这种地方在唐朝下人都不会住,是犯了错的下人才会被赶到这里来。
简陋的环境,近乎寒酸的屋子,冬天来了人都得冻成冰棍。
两道身影堵在了这里,并且传出辱骂声。
“你个赔钱玩意,看你都洗的些什么东西,洗坏了,是要赔钱的!”
“你难道不知道现在家里已经没有余钱了吗?”
“光吃不干的东西!”
“对不起,大郎,二郎,我想办法缝上,你不要怪罪大妹,她不是故意的。”一个四十岁,头却已经长出白发的妇人哀求。
砰!
武元庆一把推开,怒喝道:“不是故意的?”
“不是故意的就不用赔吗?”
“从今个起,你们的粮食减半,今年过冬的柴火也没有了,用来充当赔款!”
古代的木柴是要花钱买的,柴米油盐,柴在第一位,这就是由来。
闻言,武氏如五雷轰顶,哽咽哭泣,几乎给武元庆两兄弟跪下了。
“大郎二郎,不要啊。”
“过冬没有柴火,你妹妹她们怎么办,会冻死的。”
“求求你,赶明儿我上西市去看看,看还有没有杂活的,我接一些,定把钱补上成吗?”
“母亲大人,不要求他们!”
“他们是赌输了钱,故意克扣咱们的月钱,故意欺负我们没有依靠,等我入了宫,我定不会再让母亲再受半点委屈。
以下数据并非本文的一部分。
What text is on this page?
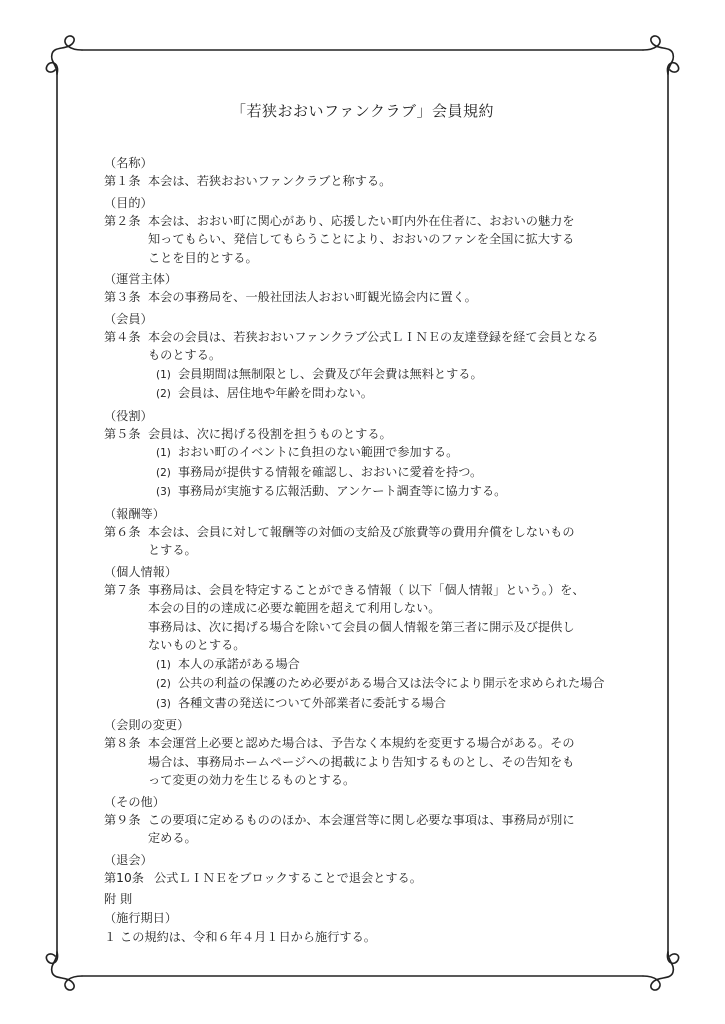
「若狭おおいファンクラブ」会員規約
（名称）
第１条 本会は、若狭おおいファンクラブと称する。
（目的）
第２条 本会は、おおい町に関心があり、応援したい町内外在住者に、おおいの魅力を
知ってもらい、発信してもらうことにより、おおいのファンを全国に拡大する
ことを目的とする。
（運営主体）
第３条 本会の事務局を、一般社団法人おおい町観光協会内に置く。
（会員）
第４条 本会の会員は、若狭おおいファンクラブ公式ＬＩＮＥの友達登録を経て会員となる
ものとする。
(1) 会員期間は無制限とし、会費及び年会費は無料とする。
(2) 会員は、居住地や年齢を問わない。
（役割）
第５条 会員は、次に掲げる役割を担うものとする。
(1) おおい町のイベントに負担のない範囲で参加する。
(2) 事務局が提供する情報を確認し、おおいに愛着を持つ。
(3) 事務局が実施する広報活動、アンケート調査等に協力する。
（報酬等）
第６条 本会は、会員に対して報酬等の対価の支給及び旅費等の費用弁償をしないもの
とする。
（個人情報）
第７条 事務局は、会員を特定することができる情報（ 以下「個人情報」という。）を、
本会の目的の達成に必要な範囲を超えて利用しない。
事務局は、次に掲げる場合を除いて会員の個人情報を第三者に開示及び提供し
ないものとする。
(1) 本人の承諾がある場合
(2) 公共の利益の保護のため必要がある場合又は法令により開示を求められた場合
(3) 各種文書の発送について外部業者に委託する場合
（会則の変更）
第８条 本会運営上必要と認めた場合は、予告なく本規約を変更する場合がある。その
場合は、事務局ホームページへの掲載により告知するものとし、その告知をも
って変更の効力を生じるものとする。
（その他）
第９条 この要項に定めるもののほか、本会運営等に関し必要な事項は、事務局が別に
定める。
（退会）
第10条 公式ＬＩＮＥをブロックすることで退会とする。
附 則
（施行期日）
１ この規約は、令和６年４月１日から施行する。
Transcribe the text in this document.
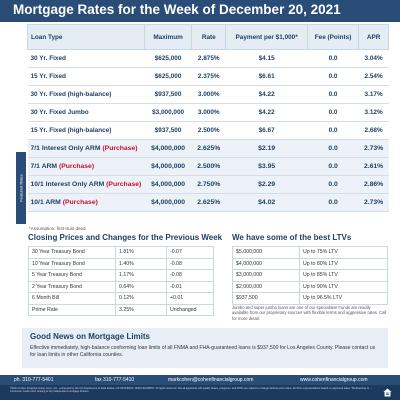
Mortgage Rates for the Week of December 20, 2021
Featured Rates
Loan Type	Maximum	Rate	Payment per $1,000*	Fee (Points)	APR
30 Yr. Fixed	$625,000	2.875%	$4.15	0.0	3.04%
15 Yr. Fixed	$625,000	2.375%	$6.61	0.0	2.54%
30 Yr. Fixed (high-balance)	$937,500	3.000%	$4.22	0.0	3.17%
30 Yr. Fixed Jumbo	$3,000,000	3.000%	$4.22	0.0	3.12%
15 Yr. Fixed (high-balance)	$937,500	2.500%	$6.67	0.0	2.68%
7/1 Interest Only ARM (Purchase)	$4,000,000	2.625%	$2.19	0.0	2.73%
7/1 ARM (Purchase)	$4,000,000	2.500%	$3.95	0.0	2.61%
10/1 Interest Only ARM (Purchase)	$4,000,000	2.750%	$2.29	0.0	2.86%
10/1 ARM (Purchase)	$4,000,000	2.625%	$4.02	0.0	2.73%
*Assumption: first-trust deed
Closing Prices and Changes for the Previous Week
30 Year Treasury Bond	1.81%	-0.07
10 Year Treasury Bond	1.40%	-0.08
5 Year Treasury Bond	1.17%	-0.08
2 Year Treasury Bond	0.64%	-0.01
6 Month Bill	0.12%	+0.01
Prime Rate	3.25%	Unchanged
We have some of the best LTVs
$5,000,000	Up to 75% LTV
$4,000,000	Up to 80% LTV
$3,000,000	Up to 85% LTV
$2,000,000	Up to 90% LTV
$937,500	Up to 96.5% LTV
Jumbo and super jumbo loans are one of our specialties! Funds are readily available from our proprietary sources with flexible terms and aggressive rates. Call for more detail.
Good News on Mortgage Limits
Effective immediately, high-balance conforming loan limits of all FNMA and FHA-guaranteed loans is $937,500 for Los Angeles County. Please contact us for loan limits in other California counties.
ph. 310-777-5401	fax 310-777-5410	markcohen@cohenfinancialgroup.com	www.cohenfinancialgroup.com
©2021 Cohen Financial Group Corp., Inc., a licensed by the CA Department of Real Estate, LIC #01245102. NMLS #1008257. All rights reserved. Not all applicants will qualify. Rates, programs, and APRs are subject to change without prior notice. All CFG representatives based on approved sales. *Refinancing or ... Consumer Guide 2021 ranking of top independent mortgage brokers.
”
“起来!”
一道悲愤,但格外好听和坚韧的少女声音响起。
这激怒了武元庆和武元爽。
“小贱人,你翅膀硬了,敢跟大哥这么说话!”
“你不是我的兄长,等我出头的那一天,我定要你们好看!”少女无惧,发出威胁。
“找死!”
武元庆大怒,一家之主的地位受到了挑衅,一巴掌直接扇了过去。
他人高马大,这一巴掌,岂是一个十五岁少女能承受的了的。
武氏发出尖叫,想要挡下,却已经来不及。
眼看,这一巴掌就要落下。
“住手!!”
千钧一发,一声怒吼震动柴房,乃至整个后院。
强大的气势迅速镇住了现场。
齐刷刷的目光看了出来,只见一个陌生年轻男子,牵着武兰的手走了进来。
“母亲大人!”
武兰冲了进去,孤苦无依的母女几人抱头痛哭,一片哀调。
足见武士彟死后,这庶出的一房没有个男丁,受了多少欺负。
母亲姐姐妹妹都在哭,只有武媚没哭,仿佛从小就不是爱哭的人。
这是李元昌和她的第一次见面,第一次对视,那一眼,仿佛跨越了千年!
李元昌怔神了一瞬,这就是女皇的少女时期么?
五官极美,龙眼凤眉,英气十足!
不过尚且有几分青涩,脸庞是莹润的鹅蛋形,肌肤雪白丝滑如新瓷,双眉纤长,像是青山远黛般让人沉迷。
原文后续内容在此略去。